Muita gente confunde parto humanizado com parto natural.

O parto humanizado preconiza o respeito à fisiologia do parto e à mulher. A mulher não recebe intervenções desnecessárias e/ou desavisadas e/ou sem consentimento (p ex. ocitocina sintética, episiotomia, exame do toque, tricotomia). A mulher tem direito a uma acompanhante, a não ser exposta a um número grande de pessoas na sala de parto, a diminuição da luz e outras coisas.

 

O parto natural, diferente do parto humanizado, é um tipo de parto. Como o próprio nome diz, é natural, sem anestesia e na posição que a mulher bem entender.

 

Maiores informações no site do Rehuna

Já ouviu falar em violência obstétrica? Não?! Então, assista o vídeo e entenda porque a humanização do parto é importante no empoderamento da mulher.

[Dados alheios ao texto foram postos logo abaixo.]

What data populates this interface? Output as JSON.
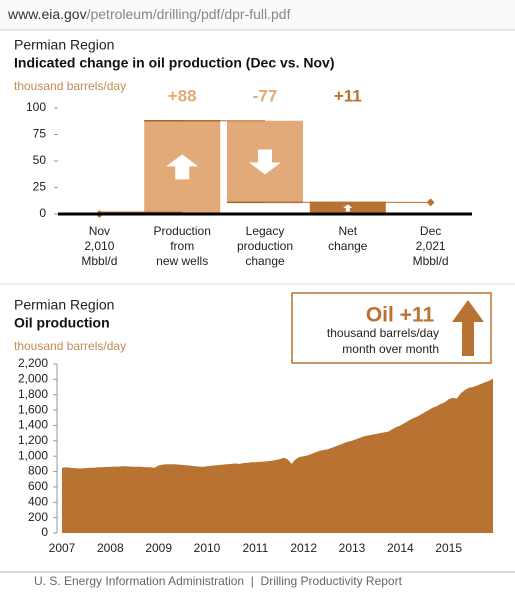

Quando Bento estava com 41 semanas e fui fazer uma ultra na Perinatal só para checar se estava tudo ok, a médica que me examinou disse para eu marcar uma cesárea porque com 41 semanas havia muitas chances do Bento morrer. Se eu, na época, não estivesse super firme e apoiada pelo meu médico, com certeza, estremeceria.

Bento nasceu com 42 semanas e 5 dias.

Teve mais.

Após 27 horas de trabalho de parto, me injetaram dipirona, substância à qual sou alérgica. Em seguida, veio uma plantonista e me injetou mais um bando de coisas me dizendo “Quem manda aqui sou eu!’. Palmas para Perinatal de Laranjeiras. Depois disso, a enfermeira entrava com um bolinho de remédios e eu perguntava o que era um por um e só tomava o que estava afim. Fiquei conhecida como a maluca do 402.

Pra completar, não me deixaram dar banho no Bento. Seria eu incapaz de banhar meu próprio filho?

Por favor, senhores e senhoras, mais palmas para Perinatal!